Dans l'espoir de trouver les miens semblables je voulus les revoir, mais je ne les retrouvai pas. Il me sembla voir à leur place deux fenêtres largement ouvertes où quelqu'un se tenait penché.
* * * * *
Mme Doublé n'attendit pas la fermeture de l'atelier pour obliger sa belle-soeur à créer des modèles et faire les essayages de ses clientes. C'était pour Mme Dalignac une fatigue de plus qui la laissait déprimée et nerveuse à l'excès. La journée finie, elle refusait de manger et restait tassée sur un tabouret au lieu de s'étendre sur la chaise longue du patron.
A l'heure du coucher, elle disait:
--Je suis si lasse que j'ai la paresse de me mettre au lit et que l'envie me vient de me coucher dessous comme un chien.
Elle, qui n'avait jamais été malade, souffrait des reins maintenant. Son beau corps si droit se ployait pendant les heures de travail. Alors, les coudes appuyés sur la table, elle me disait pour s'excuser de ce repos:
--Il y a des moments où je ressens comme une lassitude de mort.
Mme Doublé n'était pas lasse, jamais elle n'avait paru aussi active. Son acte d'association en main, elle obligeait Mme de Machin-Chose et les autres à payer leurs notes arriérées. Elle savait ce qu'il fallait leur dire pour cela, et la somme rentrée ainsi grossissait de jour en jour.
Mme Doublé reconnaissait que cet argent ne lui appartenait pas, mais elle en remettait le règlement à plus tard; pour l'instant il lui servait à dédommager le propriétaire et à faire à Clément les avances nécessaires à sa boutique de tapissier.
Clément ne lui savait aucun gré de ces avances. Il les recevait comme son dû, et refusait de lui en donner reçu sous prétexte qu'elle n'avait pas encore sorti un sou de sa poche, et qu'il était tout aussi capable qu'elle de faire payer les anciennes clientes de sa tante.
Mme Doublé en convenait avec lui, mais elle se froissait de son insolence et se vengeait sur Mme Dalignac en lui reprochant sa négligence passée. Elle alla même jusqu'à prétendre que le patron avait manqué de soins faute de cet argent.
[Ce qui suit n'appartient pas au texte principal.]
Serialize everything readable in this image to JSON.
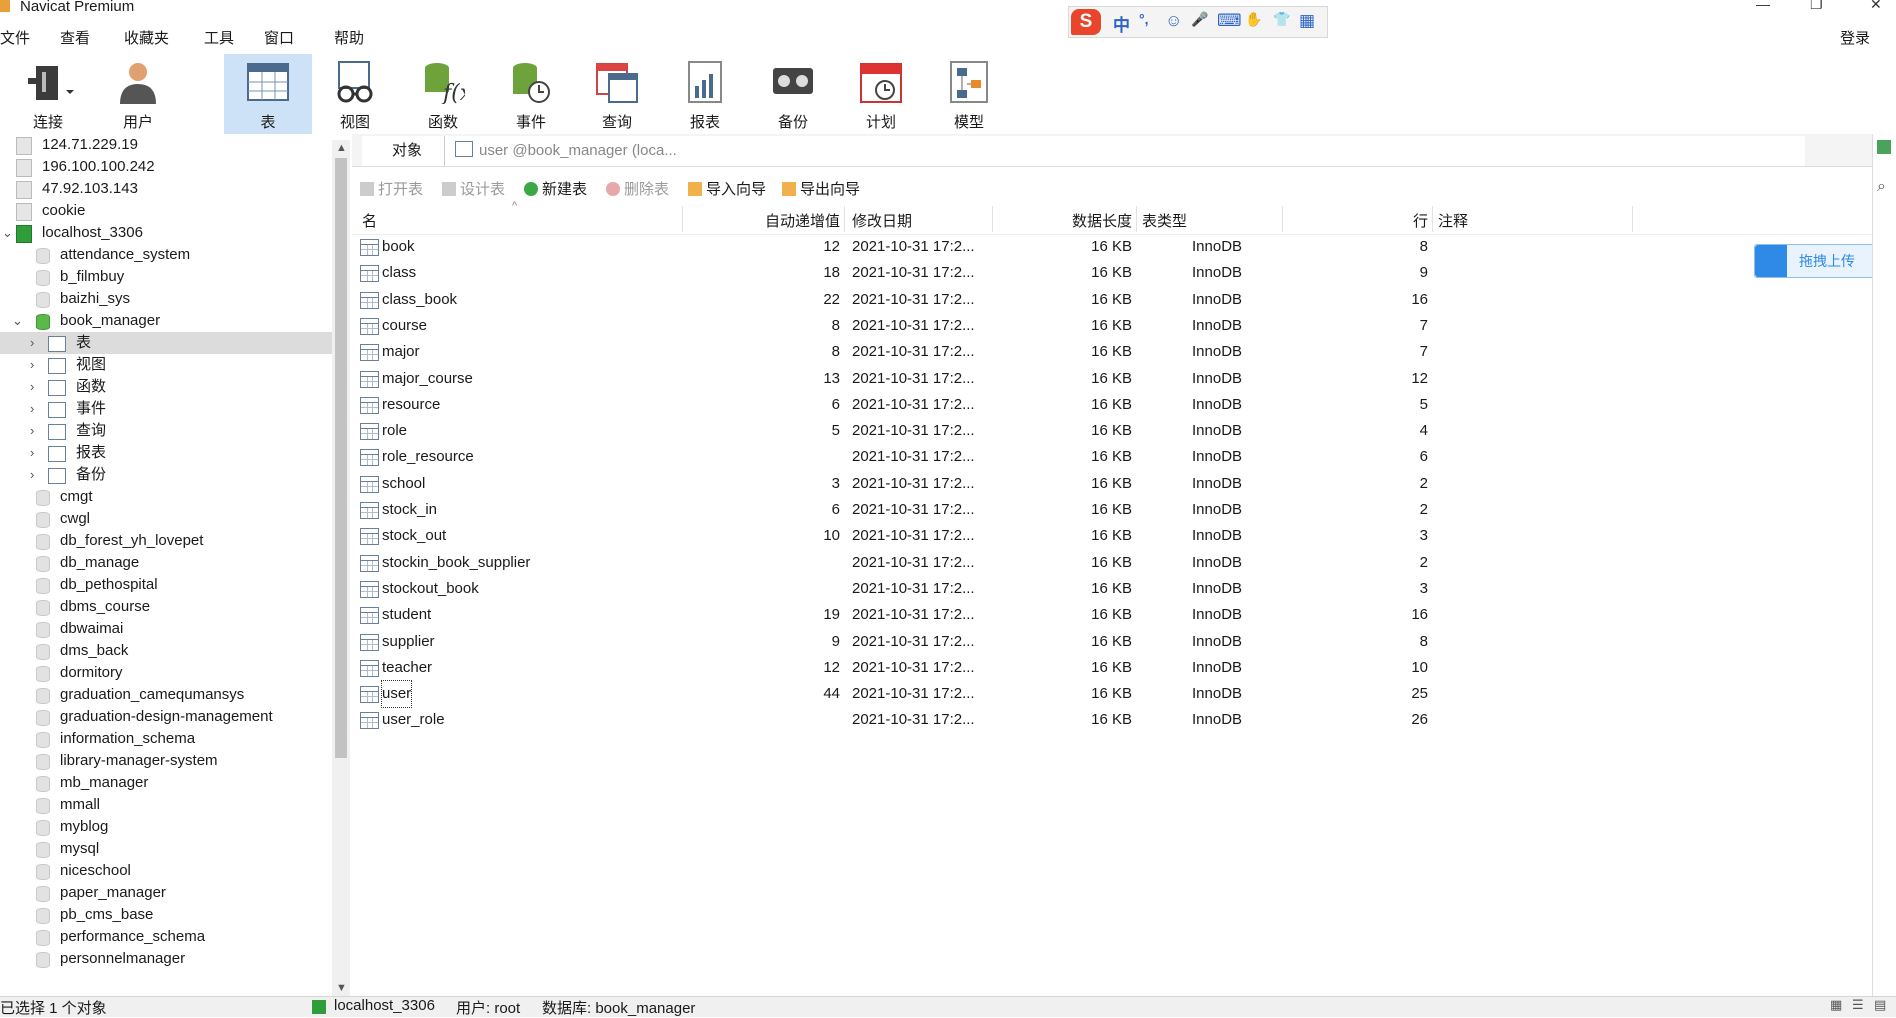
{
  "window": {
    "title": "Navicat Premium",
    "controls": [
      "—",
      "❐",
      "✕"
    ]
  },
  "ime": {
    "logo": "S",
    "mode": "中",
    "punct": "°,",
    "icons": [
      "☺",
      "🎤",
      "⌨",
      "✋",
      "👕",
      "▦"
    ]
  },
  "menu": [
    "文件",
    "查看",
    "收藏夹",
    "工具",
    "窗口",
    "帮助"
  ],
  "login_label": "登录",
  "toolbar": [
    {
      "label": "连接",
      "icon": "connection-plug-icon"
    },
    {
      "label": "用户",
      "icon": "user-icon"
    },
    {
      "label": "表",
      "icon": "table-icon",
      "active": true
    },
    {
      "label": "视图",
      "icon": "view-glasses-icon"
    },
    {
      "label": "函数",
      "icon": "function-icon"
    },
    {
      "label": "事件",
      "icon": "event-clock-icon"
    },
    {
      "label": "查询",
      "icon": "query-icon"
    },
    {
      "label": "报表",
      "icon": "report-icon"
    },
    {
      "label": "备份",
      "icon": "backup-tape-icon"
    },
    {
      "label": "计划",
      "icon": "schedule-calendar-icon"
    },
    {
      "label": "模型",
      "icon": "model-icon"
    }
  ],
  "sidebar": {
    "connections_top": [
      "124.71.229.19",
      "196.100.100.242",
      "47.92.103.143",
      "cookie"
    ],
    "open_connection": "localhost_3306",
    "databases_before": [
      "attendance_system",
      "b_filmbuy",
      "baizhi_sys"
    ],
    "open_database": "book_manager",
    "db_children": [
      {
        "label": "表",
        "icon": "table-icon",
        "selected": true
      },
      {
        "label": "视图",
        "icon": "view-glasses-icon"
      },
      {
        "label": "函数",
        "icon": "function-icon"
      },
      {
        "label": "事件",
        "icon": "event-clock-icon"
      },
      {
        "label": "查询",
        "icon": "query-icon"
      },
      {
        "label": "报表",
        "icon": "report-icon"
      },
      {
        "label": "备份",
        "icon": "backup-tape-icon"
      }
    ],
    "databases_after": [
      "cmgt",
      "cwgl",
      "db_forest_yh_lovepet",
      "db_manage",
      "db_pethospital",
      "dbms_course",
      "dbwaimai",
      "dms_back",
      "dormitory",
      "graduation_camequmansys",
      "graduation-design-management",
      "information_schema",
      "library-manager-system",
      "mb_manager",
      "mmall",
      "myblog",
      "mysql",
      "niceschool",
      "paper_manager",
      "pb_cms_base",
      "performance_schema",
      "personnelmanager"
    ]
  },
  "tabs": {
    "objects": "对象",
    "user_tab": "user @book_manager (loca..."
  },
  "actions": [
    {
      "label": "打开表",
      "disabled": true
    },
    {
      "label": "设计表",
      "disabled": true
    },
    {
      "label": "新建表",
      "disabled": false
    },
    {
      "label": "删除表",
      "disabled": true
    },
    {
      "label": "导入向导",
      "disabled": false
    },
    {
      "label": "导出向导",
      "disabled": false
    }
  ],
  "columns": {
    "name": "名",
    "auto_inc": "自动递增值",
    "modified": "修改日期",
    "data_len": "数据长度",
    "engine": "表类型",
    "rows": "行",
    "comment": "注释"
  },
  "tables": [
    {
      "name": "book",
      "auto_inc": "12",
      "modified": "2021-10-31 17:2...",
      "size": "16 KB",
      "engine": "InnoDB",
      "rows": "8"
    },
    {
      "name": "class",
      "auto_inc": "18",
      "modified": "2021-10-31 17:2...",
      "size": "16 KB",
      "engine": "InnoDB",
      "rows": "9"
    },
    {
      "name": "class_book",
      "auto_inc": "22",
      "modified": "2021-10-31 17:2...",
      "size": "16 KB",
      "engine": "InnoDB",
      "rows": "16"
    },
    {
      "name": "course",
      "auto_inc": "8",
      "modified": "2021-10-31 17:2...",
      "size": "16 KB",
      "engine": "InnoDB",
      "rows": "7"
    },
    {
      "name": "major",
      "auto_inc": "8",
      "modified": "2021-10-31 17:2...",
      "size": "16 KB",
      "engine": "InnoDB",
      "rows": "7"
    },
    {
      "name": "major_course",
      "auto_inc": "13",
      "modified": "2021-10-31 17:2...",
      "size": "16 KB",
      "engine": "InnoDB",
      "rows": "12"
    },
    {
      "name": "resource",
      "auto_inc": "6",
      "modified": "2021-10-31 17:2...",
      "size": "16 KB",
      "engine": "InnoDB",
      "rows": "5"
    },
    {
      "name": "role",
      "auto_inc": "5",
      "modified": "2021-10-31 17:2...",
      "size": "16 KB",
      "engine": "InnoDB",
      "rows": "4"
    },
    {
      "name": "role_resource",
      "auto_inc": "",
      "modified": "2021-10-31 17:2...",
      "size": "16 KB",
      "engine": "InnoDB",
      "rows": "6"
    },
    {
      "name": "school",
      "auto_inc": "3",
      "modified": "2021-10-31 17:2...",
      "size": "16 KB",
      "engine": "InnoDB",
      "rows": "2"
    },
    {
      "name": "stock_in",
      "auto_inc": "6",
      "modified": "2021-10-31 17:2...",
      "size": "16 KB",
      "engine": "InnoDB",
      "rows": "2"
    },
    {
      "name": "stock_out",
      "auto_inc": "10",
      "modified": "2021-10-31 17:2...",
      "size": "16 KB",
      "engine": "InnoDB",
      "rows": "3"
    },
    {
      "name": "stockin_book_supplier",
      "auto_inc": "",
      "modified": "2021-10-31 17:2...",
      "size": "16 KB",
      "engine": "InnoDB",
      "rows": "2"
    },
    {
      "name": "stockout_book",
      "auto_inc": "",
      "modified": "2021-10-31 17:2...",
      "size": "16 KB",
      "engine": "InnoDB",
      "rows": "3"
    },
    {
      "name": "student",
      "auto_inc": "19",
      "modified": "2021-10-31 17:2...",
      "size": "16 KB",
      "engine": "InnoDB",
      "rows": "16"
    },
    {
      "name": "supplier",
      "auto_inc": "9",
      "modified": "2021-10-31 17:2...",
      "size": "16 KB",
      "engine": "InnoDB",
      "rows": "8"
    },
    {
      "name": "teacher",
      "auto_inc": "12",
      "modified": "2021-10-31 17:2...",
      "size": "16 KB",
      "engine": "InnoDB",
      "rows": "10"
    },
    {
      "name": "user",
      "auto_inc": "44",
      "modified": "2021-10-31 17:2...",
      "size": "16 KB",
      "engine": "InnoDB",
      "rows": "25",
      "selected": true
    },
    {
      "name": "user_role",
      "auto_inc": "",
      "modified": "2021-10-31 17:2...",
      "size": "16 KB",
      "engine": "InnoDB",
      "rows": "26"
    }
  ],
  "upload_button": "拖拽上传",
  "status": {
    "selection": "已选择 1 个对象",
    "connection": "localhost_3306",
    "user": "用户: root",
    "database": "数据库: book_manager"
  },
  "colors": {
    "accent": "#cde2f6",
    "connection_green": "#2f9e3a",
    "upload_blue": "#2e8ae6"
  }
}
Et pour la dixième fois peut-être, elle répéta sur le ton élevé, qui lui était habituel:
--Ah! pôvre frère, c'est une femme comme moi qu'il lui aurait fallu.
Je crus qu'elle allait sortir violemment comme les autres fois, mais ce fut de mon côté qu'elle se lança pour me dire:
--Je n'aime pas à être regardée de cette façon-là.
Je baissai les yeux, car je sentais bien que je ne pourrais jamais la regarder d'une autre façon.
Pour meubler sa boutique Clément emportait de chez Mme Dalignac tout ce qu'il lui était possible d'emporter. Il disait seulement à sa tante:
--Je prends ça.
Elle riait de le voir si chargé, et devant mon air confus, elle disait tout heureuse:
--Laissez donc, ce qui est à moi est à lui.
A mes reproches Clément répondait:
--Elle laissera prendre cela aux autres, autant vaut-il que ce soit moi qui en profite.
De notre futur logement il n'était pas question. «L'arrière-boutique suffira», avait dit Clément. Et en deux autres phrases il avait désigné l'emplacement de notre mobilier. «Ici, un lit pour dormir, et là, une table pour manger.»
Cette arrière-boutique était humide et noire.
Jamais le soleil n'y avait pénétré et il s'en dégageait une odeur qui m'obligeait à m'en éloigner dès que j'y entrais.
Clément riait si fort de ma répugnance que je finissais par faire comme lui.
Rien ne le rebutait. Il lavait les murs, grattait le parquet et décorait sa boutique sans accepter aucun conseil.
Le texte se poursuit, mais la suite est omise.